1st Google Moon, then Sky, now X-PRIZE?

posted by: Andrew R. Harris Google is, and has been for at least a decade, licensing images and data (among others things) in huge quantities. In the process, compiling massive amounts of information from all aspects of the human experience and presenting them in apps and databases that are excruciatingly usable. Their enterprises have been lauded for there intuitive, and user friendly interfaces. Now the super corp. has a new button for that marvel of modern satellite imagery, Google Earth. It’s a sweet addition... called Google Sky featuring a stitched together compilation of space imagery from observatories all over the world. The Hubble space telescope is featured prominently here (finally it’s good for something besides eating money) it's deep space images are incredibly detailed and beautiful. Google Sky images make previously scattered information now easily accessible to anyone who wants to download the free application. A pay version, Google Earth Plus is available for map heads. The 20 dollar pack lets you connect Google Earth with your GPS for real time location display or import any geographically linked data and display it in the app.; $400 gets you pro, this upgrade allows for faster connection speeds, higher res printing, and leasing rights for business presentations and such (among other things).

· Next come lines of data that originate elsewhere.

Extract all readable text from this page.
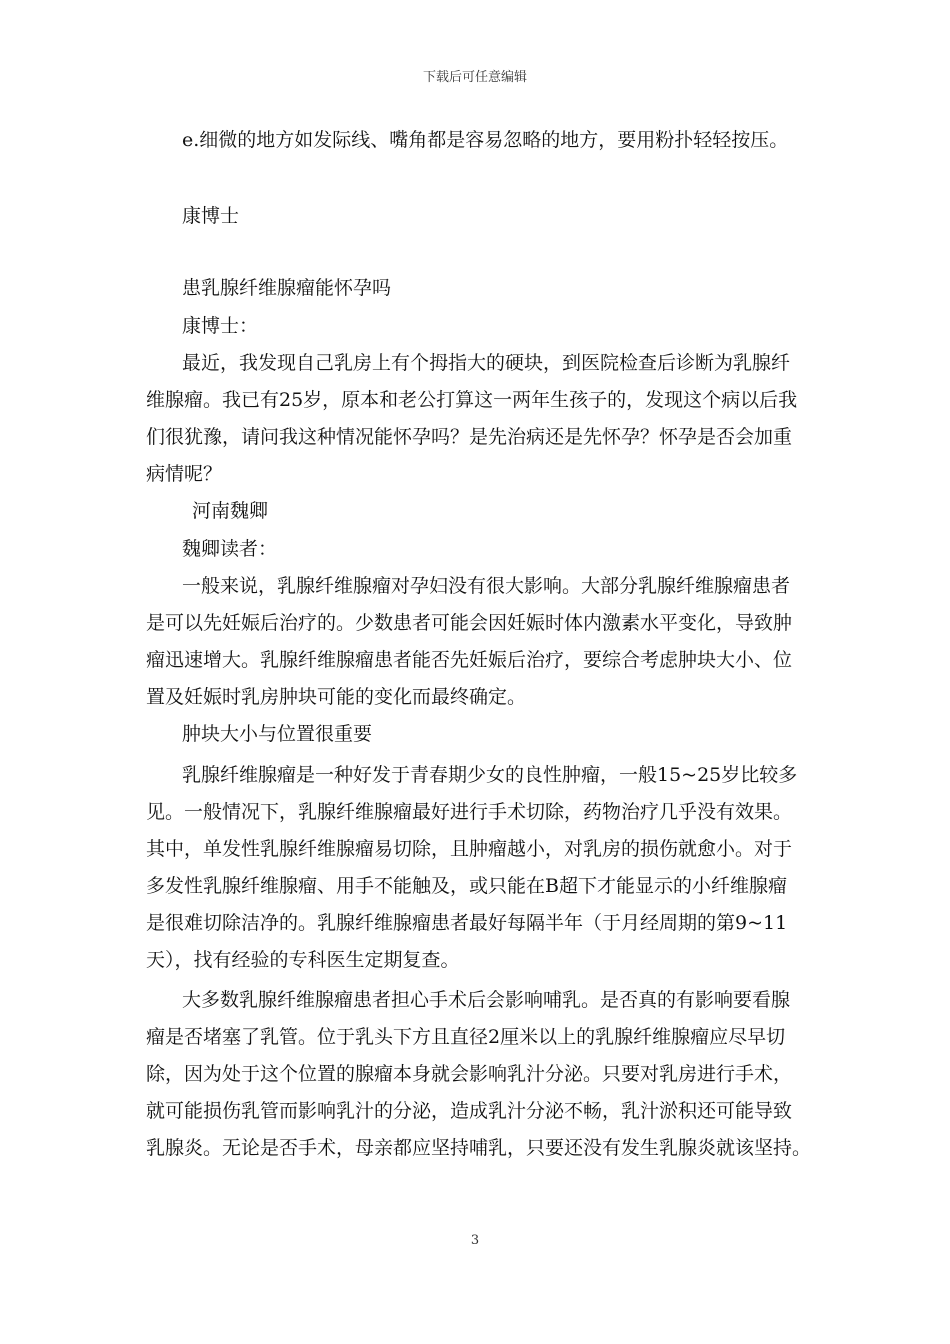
下载后可任意编辑
e.细微的地方如发际线、嘴角都是容易忽略的地方，要用粉扑轻轻按压。
康博士
患乳腺纤维腺瘤能怀孕吗
康博士：
最近，我发现自己乳房上有个拇指大的硬块，到医院检查后诊断为乳腺纤
维腺瘤。我已有25岁，原本和老公打算这一两年生孩子的，发现这个病以后我
们很犹豫，请问我这种情况能怀孕吗？是先治病还是先怀孕？怀孕是否会加重
病情呢？
河南魏卿
魏卿读者：
一般来说，乳腺纤维腺瘤对孕妇没有很大影响。大部分乳腺纤维腺瘤患者
是可以先妊娠后治疗的。少数患者可能会因妊娠时体内激素水平变化，导致肿
瘤迅速增大。乳腺纤维腺瘤患者能否先妊娠后治疗，要综合考虑肿块大小、位
置及妊娠时乳房肿块可能的变化而最终确定。
肿块大小与位置很重要
乳腺纤维腺瘤是一种好发于青春期少女的良性肿瘤，一般15~25岁比较多
见。一般情况下，乳腺纤维腺瘤最好进行手术切除，药物治疗几乎没有效果。
其中，单发性乳腺纤维腺瘤易切除，且肿瘤越小，对乳房的损伤就愈小。对于
多发性乳腺纤维腺瘤、用手不能触及，或只能在B超下才能显示的小纤维腺瘤
是很难切除洁净的。乳腺纤维腺瘤患者最好每隔半年（于月经周期的第9~11
天），找有经验的专科医生定期复查。
大多数乳腺纤维腺瘤患者担心手术后会影响哺乳。是否真的有影响要看腺
瘤是否堵塞了乳管。位于乳头下方且直径2厘米以上的乳腺纤维腺瘤应尽早切
除，因为处于这个位置的腺瘤本身就会影响乳汁分泌。只要对乳房进行手术，
就可能损伤乳管而影响乳汁的分泌，造成乳汁分泌不畅，乳汁淤积还可能导致
乳腺炎。无论是否手术，母亲都应坚持哺乳，只要还没有发生乳腺炎就该坚持。
3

I recently spoke with an astrophysicist from Columbia University who informed me that astronomers around the world will be accessing and exchanging data directly with Google making Google integral in the pursuit of a greater understanding of the universe around us. Google Sky, just as in Google Earth, will also include regular Joe's photos of the night sky, Google hopes that this open source data collection will yield astronomical discoveries from unlikely sources, mainly folks like you and I. This seems to be a doctrine of sort for the folks at Google who have made no secret of there ambitions in space extrapolation. Now Google is offering a $30 Million incentive with the Lunar X-PRIZE for the first privately funded and launched moon rocket. The rocket must carry a robot up to the moon preform some Google designated tasks and relay data back, in order for the prize to be claimed. This type of corporate sponsored innovation has the inherent benefit of incubating industry leaders through condensed prize-driven competition rather than open market driven competition. Google's initiative will result in accelerated innovation.